微波加熱法:(50% power 30 sec -> stir) -> repeat above, but use 30, 20, 10 sec
How to melt chocolate: double boiler, microwave.
Microwave: It is preferable to melt your chocolate on a low (50%) power setting. However, as a rough guide, estimate about 1 minute for 1 ounce of chocolate, 3 minutes for 8 ounces of chocolate, 3.5 minutes for 1 pound of chocolate, and 4 minutes for 2 pounds. Run the microwave in 30 second-1 minute increments, stirring in between and rotating the bowl if necessary. Finish heating when most, but not all, of the chocolate is melted. Stir the chocolate continuously until it is smooth, shiny, and completely melted.
(Note)
* Make sure the chocolate is chopped into uniform pieces to ensure even melting. Never try to melt large bars or blocks of chocolate that have not been chopped.
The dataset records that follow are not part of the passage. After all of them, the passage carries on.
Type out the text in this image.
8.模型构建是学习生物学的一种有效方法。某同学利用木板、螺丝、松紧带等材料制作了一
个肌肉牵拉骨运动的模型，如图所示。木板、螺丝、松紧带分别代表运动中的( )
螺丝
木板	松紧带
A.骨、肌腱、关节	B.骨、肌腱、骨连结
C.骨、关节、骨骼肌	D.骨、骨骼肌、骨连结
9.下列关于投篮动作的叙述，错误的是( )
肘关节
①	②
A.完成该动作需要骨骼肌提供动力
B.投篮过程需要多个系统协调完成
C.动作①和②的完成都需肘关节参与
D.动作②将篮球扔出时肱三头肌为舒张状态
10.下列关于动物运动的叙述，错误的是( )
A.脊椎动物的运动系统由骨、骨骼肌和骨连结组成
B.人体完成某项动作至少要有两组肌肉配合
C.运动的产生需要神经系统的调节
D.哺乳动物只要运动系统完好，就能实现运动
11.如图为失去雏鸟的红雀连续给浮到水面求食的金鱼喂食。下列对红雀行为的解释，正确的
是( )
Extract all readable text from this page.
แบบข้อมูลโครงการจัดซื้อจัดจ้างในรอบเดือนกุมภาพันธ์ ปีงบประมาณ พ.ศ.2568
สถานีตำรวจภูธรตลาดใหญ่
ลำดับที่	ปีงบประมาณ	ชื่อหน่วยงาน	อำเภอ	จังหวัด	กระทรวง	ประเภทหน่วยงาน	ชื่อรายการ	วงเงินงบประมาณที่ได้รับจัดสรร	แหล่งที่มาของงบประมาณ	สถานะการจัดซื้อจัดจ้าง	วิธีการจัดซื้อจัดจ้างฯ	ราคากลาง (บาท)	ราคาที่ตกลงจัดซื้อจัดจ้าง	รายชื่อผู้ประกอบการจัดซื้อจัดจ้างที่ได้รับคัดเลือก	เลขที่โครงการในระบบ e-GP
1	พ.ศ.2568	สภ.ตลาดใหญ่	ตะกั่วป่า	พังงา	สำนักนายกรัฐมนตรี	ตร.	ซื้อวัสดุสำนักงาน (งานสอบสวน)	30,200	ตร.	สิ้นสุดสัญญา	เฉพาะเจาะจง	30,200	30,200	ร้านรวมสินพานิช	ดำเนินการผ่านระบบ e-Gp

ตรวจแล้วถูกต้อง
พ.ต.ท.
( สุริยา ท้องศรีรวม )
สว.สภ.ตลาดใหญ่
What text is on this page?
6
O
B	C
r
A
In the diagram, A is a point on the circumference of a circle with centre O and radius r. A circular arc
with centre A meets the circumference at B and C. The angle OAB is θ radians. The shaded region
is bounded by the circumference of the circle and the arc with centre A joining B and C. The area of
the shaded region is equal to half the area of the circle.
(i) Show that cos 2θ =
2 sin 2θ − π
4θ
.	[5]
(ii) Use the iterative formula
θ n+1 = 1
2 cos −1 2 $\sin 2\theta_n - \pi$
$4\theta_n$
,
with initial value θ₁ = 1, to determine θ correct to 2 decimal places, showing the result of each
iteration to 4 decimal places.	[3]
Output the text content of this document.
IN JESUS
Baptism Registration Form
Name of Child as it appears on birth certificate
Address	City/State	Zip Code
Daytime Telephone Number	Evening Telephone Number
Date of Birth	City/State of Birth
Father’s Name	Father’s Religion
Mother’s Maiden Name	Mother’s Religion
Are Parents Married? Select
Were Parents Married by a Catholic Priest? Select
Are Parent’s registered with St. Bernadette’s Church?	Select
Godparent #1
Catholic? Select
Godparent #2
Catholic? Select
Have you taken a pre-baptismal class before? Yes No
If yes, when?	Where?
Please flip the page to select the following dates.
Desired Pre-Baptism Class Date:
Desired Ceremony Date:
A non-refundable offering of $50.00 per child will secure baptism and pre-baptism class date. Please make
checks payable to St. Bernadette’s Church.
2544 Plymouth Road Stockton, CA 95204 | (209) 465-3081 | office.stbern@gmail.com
* Avoid all contact with water! Chocolate will seize and become unworkable if it comes into contact with even a few droplets of water. Make sure your bowls, workstation, and spatulas are completely dry.
* Melt the chocolate slowly over low heat. Chocolate is very delicate and can become lumpy or grainy if overheated.
* Stir the chocolate frequently with a rubber spatula, once the outer edges start to melt.
* Chocolate retains its shape when melted, so the only way to know if it is truly melted is to stir it. Do not rely on appearances alone.